With the broad pathways clear, proven available enabling technology and proven effective regulatory and market mechanisms, we need to move as a country. Reductions of the magnitude committed to in Paris require more than ambition. We need to move with detailed costed plans through 2030. There is a need for strategies and programs requiring analytics and tools and program delivery qualifications that Canadian enterprises have and can deliver.

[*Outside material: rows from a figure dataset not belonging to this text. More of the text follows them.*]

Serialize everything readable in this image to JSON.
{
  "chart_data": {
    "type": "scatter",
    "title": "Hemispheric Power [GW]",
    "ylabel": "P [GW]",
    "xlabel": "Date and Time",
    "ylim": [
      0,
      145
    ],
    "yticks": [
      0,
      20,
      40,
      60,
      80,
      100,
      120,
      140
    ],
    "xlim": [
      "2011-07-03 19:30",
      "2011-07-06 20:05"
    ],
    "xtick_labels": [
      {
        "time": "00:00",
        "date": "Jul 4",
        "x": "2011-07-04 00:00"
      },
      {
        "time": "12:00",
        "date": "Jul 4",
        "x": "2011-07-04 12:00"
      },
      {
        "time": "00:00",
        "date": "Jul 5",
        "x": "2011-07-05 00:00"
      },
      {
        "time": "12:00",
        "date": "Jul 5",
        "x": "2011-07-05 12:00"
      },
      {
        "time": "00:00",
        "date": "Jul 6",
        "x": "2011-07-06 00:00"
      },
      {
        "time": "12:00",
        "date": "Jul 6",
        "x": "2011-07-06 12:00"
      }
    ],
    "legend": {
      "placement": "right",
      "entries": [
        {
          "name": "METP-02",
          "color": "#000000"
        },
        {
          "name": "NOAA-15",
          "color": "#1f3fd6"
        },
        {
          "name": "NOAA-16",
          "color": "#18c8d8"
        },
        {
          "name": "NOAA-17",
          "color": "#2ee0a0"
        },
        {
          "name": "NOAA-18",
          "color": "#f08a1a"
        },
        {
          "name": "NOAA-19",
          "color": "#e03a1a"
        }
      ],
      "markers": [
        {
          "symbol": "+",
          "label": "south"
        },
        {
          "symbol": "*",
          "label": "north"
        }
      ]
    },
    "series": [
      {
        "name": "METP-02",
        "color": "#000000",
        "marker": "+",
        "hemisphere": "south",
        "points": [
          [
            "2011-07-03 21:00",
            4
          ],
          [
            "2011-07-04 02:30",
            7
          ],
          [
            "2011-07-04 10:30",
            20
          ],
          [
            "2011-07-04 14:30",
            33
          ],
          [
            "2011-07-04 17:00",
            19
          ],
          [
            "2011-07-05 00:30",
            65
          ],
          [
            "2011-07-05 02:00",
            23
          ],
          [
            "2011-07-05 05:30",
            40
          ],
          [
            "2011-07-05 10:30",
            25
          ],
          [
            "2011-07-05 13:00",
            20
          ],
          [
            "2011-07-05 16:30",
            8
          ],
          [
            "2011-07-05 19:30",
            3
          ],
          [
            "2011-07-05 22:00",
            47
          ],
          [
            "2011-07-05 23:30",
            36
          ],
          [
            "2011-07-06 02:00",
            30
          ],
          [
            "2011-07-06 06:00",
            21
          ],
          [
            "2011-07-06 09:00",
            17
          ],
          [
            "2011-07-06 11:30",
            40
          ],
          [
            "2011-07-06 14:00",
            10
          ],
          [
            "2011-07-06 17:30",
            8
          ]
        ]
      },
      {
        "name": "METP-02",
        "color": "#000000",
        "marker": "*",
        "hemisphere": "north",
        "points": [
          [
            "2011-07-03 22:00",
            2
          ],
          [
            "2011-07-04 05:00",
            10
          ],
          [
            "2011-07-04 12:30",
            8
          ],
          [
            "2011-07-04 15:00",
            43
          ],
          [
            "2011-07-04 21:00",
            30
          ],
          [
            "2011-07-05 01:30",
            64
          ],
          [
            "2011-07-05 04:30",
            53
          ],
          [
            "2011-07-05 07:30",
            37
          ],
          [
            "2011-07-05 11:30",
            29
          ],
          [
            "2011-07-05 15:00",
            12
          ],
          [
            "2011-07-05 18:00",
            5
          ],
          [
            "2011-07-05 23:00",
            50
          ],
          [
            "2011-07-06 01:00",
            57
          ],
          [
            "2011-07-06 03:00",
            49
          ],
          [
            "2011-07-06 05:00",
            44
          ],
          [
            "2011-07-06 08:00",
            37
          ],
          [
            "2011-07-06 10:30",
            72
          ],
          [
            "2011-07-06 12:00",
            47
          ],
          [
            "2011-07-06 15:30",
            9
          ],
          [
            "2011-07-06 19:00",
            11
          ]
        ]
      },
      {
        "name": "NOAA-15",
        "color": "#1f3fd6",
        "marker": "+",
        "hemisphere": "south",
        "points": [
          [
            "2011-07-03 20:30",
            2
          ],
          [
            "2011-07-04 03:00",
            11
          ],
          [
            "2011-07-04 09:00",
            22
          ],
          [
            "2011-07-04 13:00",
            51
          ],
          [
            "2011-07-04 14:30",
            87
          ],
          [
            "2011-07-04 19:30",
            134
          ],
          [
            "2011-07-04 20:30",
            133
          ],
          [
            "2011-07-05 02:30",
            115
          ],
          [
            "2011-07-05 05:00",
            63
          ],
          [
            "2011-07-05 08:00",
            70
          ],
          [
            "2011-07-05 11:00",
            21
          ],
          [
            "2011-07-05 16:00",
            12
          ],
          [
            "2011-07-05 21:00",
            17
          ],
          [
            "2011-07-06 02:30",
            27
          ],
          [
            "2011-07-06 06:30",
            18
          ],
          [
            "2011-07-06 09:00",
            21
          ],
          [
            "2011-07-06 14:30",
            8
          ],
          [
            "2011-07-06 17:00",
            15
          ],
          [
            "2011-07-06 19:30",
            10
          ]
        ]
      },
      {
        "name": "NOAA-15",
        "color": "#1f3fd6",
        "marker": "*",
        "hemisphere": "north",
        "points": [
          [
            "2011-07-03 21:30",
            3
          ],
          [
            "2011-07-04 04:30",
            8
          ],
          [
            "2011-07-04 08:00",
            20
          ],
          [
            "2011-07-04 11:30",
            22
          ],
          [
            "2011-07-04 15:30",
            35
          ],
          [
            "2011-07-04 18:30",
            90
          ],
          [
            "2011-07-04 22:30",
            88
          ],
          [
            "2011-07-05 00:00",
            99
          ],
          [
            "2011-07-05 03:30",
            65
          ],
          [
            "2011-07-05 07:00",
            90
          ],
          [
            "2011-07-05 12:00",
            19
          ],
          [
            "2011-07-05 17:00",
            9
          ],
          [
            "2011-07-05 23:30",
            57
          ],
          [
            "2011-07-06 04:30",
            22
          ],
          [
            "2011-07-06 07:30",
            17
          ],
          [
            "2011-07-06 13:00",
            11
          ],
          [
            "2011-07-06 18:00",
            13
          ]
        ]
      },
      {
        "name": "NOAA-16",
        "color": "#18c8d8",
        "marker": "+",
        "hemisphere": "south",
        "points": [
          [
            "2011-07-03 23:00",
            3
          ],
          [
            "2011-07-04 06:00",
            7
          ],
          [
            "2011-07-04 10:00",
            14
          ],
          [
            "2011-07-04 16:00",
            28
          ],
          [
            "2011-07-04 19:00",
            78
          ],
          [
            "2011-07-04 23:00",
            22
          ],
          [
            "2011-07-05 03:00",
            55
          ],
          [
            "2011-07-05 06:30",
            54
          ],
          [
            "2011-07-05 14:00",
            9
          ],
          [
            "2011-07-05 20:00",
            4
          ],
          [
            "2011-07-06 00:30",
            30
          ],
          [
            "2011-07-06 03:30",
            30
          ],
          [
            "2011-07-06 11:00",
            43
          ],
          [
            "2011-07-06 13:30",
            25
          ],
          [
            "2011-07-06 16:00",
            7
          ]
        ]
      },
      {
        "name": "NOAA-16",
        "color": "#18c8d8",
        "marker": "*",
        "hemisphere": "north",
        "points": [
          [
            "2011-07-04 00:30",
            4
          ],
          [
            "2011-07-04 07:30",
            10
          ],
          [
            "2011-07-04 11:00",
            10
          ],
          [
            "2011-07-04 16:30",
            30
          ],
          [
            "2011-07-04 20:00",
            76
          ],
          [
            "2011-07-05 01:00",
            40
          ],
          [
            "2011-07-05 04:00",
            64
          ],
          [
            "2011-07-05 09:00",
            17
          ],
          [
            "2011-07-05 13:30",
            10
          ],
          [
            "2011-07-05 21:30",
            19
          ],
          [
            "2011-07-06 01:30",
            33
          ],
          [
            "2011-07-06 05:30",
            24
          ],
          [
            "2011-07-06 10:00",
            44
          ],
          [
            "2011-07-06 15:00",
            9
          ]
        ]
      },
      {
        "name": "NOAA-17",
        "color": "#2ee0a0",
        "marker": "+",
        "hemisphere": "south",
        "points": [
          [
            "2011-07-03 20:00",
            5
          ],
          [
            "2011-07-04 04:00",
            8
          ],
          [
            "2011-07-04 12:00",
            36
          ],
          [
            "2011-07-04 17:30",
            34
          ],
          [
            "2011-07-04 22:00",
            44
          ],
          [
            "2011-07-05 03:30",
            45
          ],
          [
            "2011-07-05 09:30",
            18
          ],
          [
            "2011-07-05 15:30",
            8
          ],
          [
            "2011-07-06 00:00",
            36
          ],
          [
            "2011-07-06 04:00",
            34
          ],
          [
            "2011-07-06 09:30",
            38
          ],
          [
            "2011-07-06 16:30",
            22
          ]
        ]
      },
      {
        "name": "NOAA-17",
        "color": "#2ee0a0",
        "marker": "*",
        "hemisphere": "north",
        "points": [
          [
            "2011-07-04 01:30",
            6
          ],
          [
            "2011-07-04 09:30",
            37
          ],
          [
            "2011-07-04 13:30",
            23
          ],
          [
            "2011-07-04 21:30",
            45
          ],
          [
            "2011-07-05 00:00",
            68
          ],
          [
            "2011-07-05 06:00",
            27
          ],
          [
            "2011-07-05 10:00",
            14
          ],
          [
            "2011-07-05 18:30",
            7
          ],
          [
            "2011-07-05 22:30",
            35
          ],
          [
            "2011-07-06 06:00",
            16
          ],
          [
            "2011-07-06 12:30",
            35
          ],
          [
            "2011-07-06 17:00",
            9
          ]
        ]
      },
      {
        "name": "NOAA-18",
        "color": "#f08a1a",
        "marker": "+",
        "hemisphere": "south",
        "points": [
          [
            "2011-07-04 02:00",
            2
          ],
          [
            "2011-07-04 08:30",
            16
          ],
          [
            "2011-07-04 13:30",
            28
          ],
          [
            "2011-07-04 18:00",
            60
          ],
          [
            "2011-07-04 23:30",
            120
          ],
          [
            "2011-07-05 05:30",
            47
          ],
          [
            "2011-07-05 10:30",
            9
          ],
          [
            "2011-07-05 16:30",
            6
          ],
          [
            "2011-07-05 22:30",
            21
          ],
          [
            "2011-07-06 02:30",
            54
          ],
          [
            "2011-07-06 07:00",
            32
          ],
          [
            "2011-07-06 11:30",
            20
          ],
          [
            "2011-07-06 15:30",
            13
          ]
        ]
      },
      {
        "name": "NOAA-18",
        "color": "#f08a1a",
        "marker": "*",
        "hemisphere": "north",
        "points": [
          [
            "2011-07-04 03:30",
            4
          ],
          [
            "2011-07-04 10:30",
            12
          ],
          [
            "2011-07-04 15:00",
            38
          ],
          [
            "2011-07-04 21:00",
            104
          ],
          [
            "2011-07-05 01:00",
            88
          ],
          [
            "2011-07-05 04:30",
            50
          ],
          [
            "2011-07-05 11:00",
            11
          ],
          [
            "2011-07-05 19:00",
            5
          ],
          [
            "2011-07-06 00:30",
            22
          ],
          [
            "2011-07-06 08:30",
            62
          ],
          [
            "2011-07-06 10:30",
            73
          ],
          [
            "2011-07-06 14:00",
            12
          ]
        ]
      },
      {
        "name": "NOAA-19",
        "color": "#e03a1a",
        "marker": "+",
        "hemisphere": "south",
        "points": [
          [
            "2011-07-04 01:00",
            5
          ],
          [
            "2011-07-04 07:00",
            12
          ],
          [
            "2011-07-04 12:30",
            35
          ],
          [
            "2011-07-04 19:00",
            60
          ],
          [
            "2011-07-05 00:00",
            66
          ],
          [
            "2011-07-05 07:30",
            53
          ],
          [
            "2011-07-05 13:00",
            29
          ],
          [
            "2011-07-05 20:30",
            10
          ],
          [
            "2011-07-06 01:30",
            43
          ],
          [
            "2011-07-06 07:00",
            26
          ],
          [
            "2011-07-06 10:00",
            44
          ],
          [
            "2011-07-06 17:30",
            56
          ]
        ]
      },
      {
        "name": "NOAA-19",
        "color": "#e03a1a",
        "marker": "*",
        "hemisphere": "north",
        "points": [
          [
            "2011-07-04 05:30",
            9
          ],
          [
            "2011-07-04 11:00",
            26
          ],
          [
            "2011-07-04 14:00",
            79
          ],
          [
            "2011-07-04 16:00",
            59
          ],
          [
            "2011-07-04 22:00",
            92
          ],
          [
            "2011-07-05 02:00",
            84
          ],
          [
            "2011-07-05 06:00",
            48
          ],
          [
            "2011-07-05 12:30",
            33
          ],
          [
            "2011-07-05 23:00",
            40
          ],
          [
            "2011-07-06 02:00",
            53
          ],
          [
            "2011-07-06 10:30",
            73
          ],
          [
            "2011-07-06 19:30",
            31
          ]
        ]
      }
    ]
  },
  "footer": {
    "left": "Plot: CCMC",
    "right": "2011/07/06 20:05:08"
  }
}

With an appreciation of the detail and plans, we need to communicate and market the approach and not an ideological view but a pragmatic, actionable, and implementable approach. This will require investment in infrastructure. The funding for the infrastructure can come from a carbon tax but not if the proceeds from the tax are simply returned as a dividend on our annual income taxes.
We need to work together, politically and between provinces and sectors. We do not need to pit West vs East, Left vs Right, or our current energy systems and infrastructure against the evolving infrastructure. Both are needed. Transitioning too quickly away from the existing will lead to leakage of emissions as other markets with less abatement ambition pick up the markets we abandon prematurely.
This is not a virtue-signalling competition. If we truly believe this is an “emergency,” we need to act like it. We also need to work internationally, with an appreciation that not every county has the same ability to abate at the same cost and velocity. Emissions in some sectors and countries will rise or fall less than others. These need to be looked at through a global lens, as optimizing emissions reductions in Canada and creating a ripple effect that increases emissions elsewhere is not a solution to the problem.
In Canada, we have the ambition and precedent for doing big things. We have the natural resources and training, and education to be leaders in the current, transitioning and ultimate economy. We have an ambitious commitment to 2050. So before we commit to the next 2030 target, let’s make sure we deliver on the one in front of us, for once. This is doable if we get at it. But time is running out.